|Persecution Type:||Islamic Oppression|
|Persecution Level:||Very High|
|Leader:||President Beji Caid Essebsi|
For Christians in Tunisia, life within Islamic society comes with hostility and daily pressure. And the threat of Islamic militant activity—especially by those returning from fighting with ISIS—is still worrying. At the political level, Islamist political parties are still influential. Islamic militants spread fear throughout the country, many having links to organized crime.
Foreigners in Tunisia enjoy more freedom of religion but are restricted from engaging in openly evangelistic activities. The small community of Tunisian converts experiences persecution from family members, relatives and the community at large and face difficulties with the state authorities that don’t officially recognize their conversion to Christianity.
A journalist who investigated the situation of Tunisian Christians in-depth states: “Tunisian Christians face discrimination and targeting that is often obscure and hidden to the public eye. It affects their day-to-day lives. Because of their Christian identities, many believers experience various forms of Christian persecution, such as job insecurity, abandonment from family, friends and even fiancés; they are victims of verbal, mental and physical abuse.”
Due to the above factors, most Tunisian converts to Christianity choose to hide their faith and cannot openly worship and live their lives as Christians. The hostility and pressures they face from society at large make it dangerous to share their faith with their family members, relatives, neighbors, friends or colleagues. They also find it difficult to gather for worship and fellowship due to the risks any possible exposure would entail.

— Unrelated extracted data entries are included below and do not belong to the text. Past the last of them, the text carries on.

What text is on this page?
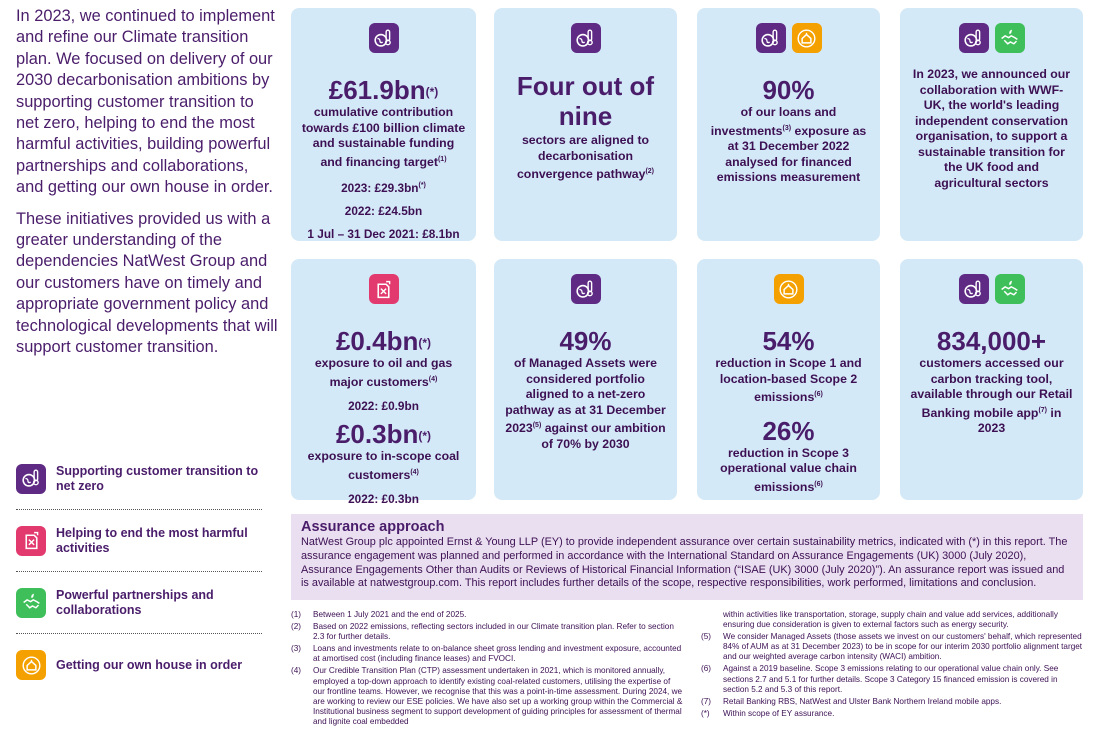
In 2023, we continued to implement and refine our Climate transition plan. We focused on delivery of our 2030 decarbonisation ambitions by supporting customer transition to net zero, helping to end the most harmful activities, building powerful partnerships and collaborations, and getting our own house in order.

These initiatives provided us with a greater understanding of the dependencies NatWest Group and our customers have on timely and appropriate government policy and technological developments that will support customer transition.

Supporting customer transition to net zero
Helping to end the most harmful activities
Powerful partnerships and collaborations
Getting our own house in order
£61.9bn(*)
cumulative contribution towards £100 billion climate and sustainable funding and financing target$^{(1)}$
2023: £29.3bn(*)
2022: £24.5bn
1 Jul – 31 Dec 2021: £8.1bn
Four out of nine
sectors are aligned to decarbonisation convergence pathway$^{(2)}$
90%
of our loans and investments$^{(3)}$ exposure as at 31 December 2022 analysed for financed emissions measurement
In 2023, we announced our collaboration with WWF-UK, the world's leading independent conservation organisation, to support a sustainable transition for the UK food and agricultural sectors
£0.4bn(*)
exposure to oil and gas major customers$^{(4)}$
2022: £0.9bn
£0.3bn(*)
exposure to in-scope coal customers$^{(4)}$
2022: £0.3bn
49%
of Managed Assets were considered portfolio aligned to a net-zero pathway as at 31 December 2023$^{(5)}$ against our ambition of 70% by 2030
54%
reduction in Scope 1 and location-based Scope 2 emissions$^{(6)}$
26%
reduction in Scope 3 operational value chain emissions$^{(6)}$
834,000+
customers accessed our carbon tracking tool, available through our Retail Banking mobile app$^{(7)}$ in 2023
Assurance approach

NatWest Group plc appointed Ernst & Young LLP (EY) to provide independent assurance over certain sustainability metrics, indicated with (*) in this report. The assurance engagement was planned and performed in accordance with the International Standard on Assurance Engagements (UK) 3000 (July 2020), Assurance Engagements Other than Audits or Reviews of Historical Financial Information (“ISAE (UK) 3000 (July 2020)”). An assurance report was issued and is available at natwestgroup.com. This report includes further details of the scope, respective responsibilities, work performed, limitations and conclusion.

(1)	Between 1 July 2021 and the end of 2025.
(2)	Based on 2022 emissions, reflecting sectors included in our Climate transition plan. Refer to section 2.3 for further details.
(3)	Loans and investments relate to on-balance sheet gross lending and investment exposure, accounted at amortised cost (including finance leases) and FVOCI.
(4)	Our Credible Transition Plan (CTP) assessment undertaken in 2021, which is monitored annually, employed a top-down approach to identify existing coal-related customers, utilising the expertise of our frontline teams. However, we recognise that this was a point-in-time assessment. During 2024, we are working to review our ESE policies. We have also set up a working group within the Commercial & Institutional business segment to support development of guiding principles for assessment of thermal and lignite coal embedded
within activities like transportation, storage, supply chain and value add services, additionally ensuring due consideration is given to external factors such as energy security.
(5)	We consider Managed Assets (those assets we invest on our customers' behalf, which represented 84% of AUM as at 31 December 2023) to be in scope for our interim 2030 portfolio alignment target and our weighted average carbon intensity (WACI) ambition.
(6)	Against a 2019 baseline. Scope 3 emissions relating to our operational value chain only. See sections 2.7 and 5.1 for further details. Scope 3 Category 15 financed emission is covered in section 5.2 and 5.3 of this report.
(7)	Retail Banking RBS, NatWest and Ulster Bank Northern Ireland mobile apps.
(*)	Within scope of EY assurance.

Church facilities and buildings are monitored, ostensibly for security reasons but also for the purpose of surveillance.
In April 2018, the UN Special Rapporteur on Freedom of Religion or Belief reported on Tunisia. He concluded that “old laws and societal pressure pose the greatest challenges to religious freedom in Tunisia; a number of old laws, such as ‘public morality concepts’ and ‘public order provisions,’ are used to enforce restrictions on, for example, food consumption during Ramadan.”
During the World Watch List 2019 reporting period, (foreign) Christians have been detained and interrogated for possessing Christian literature. They were accused of proselytization.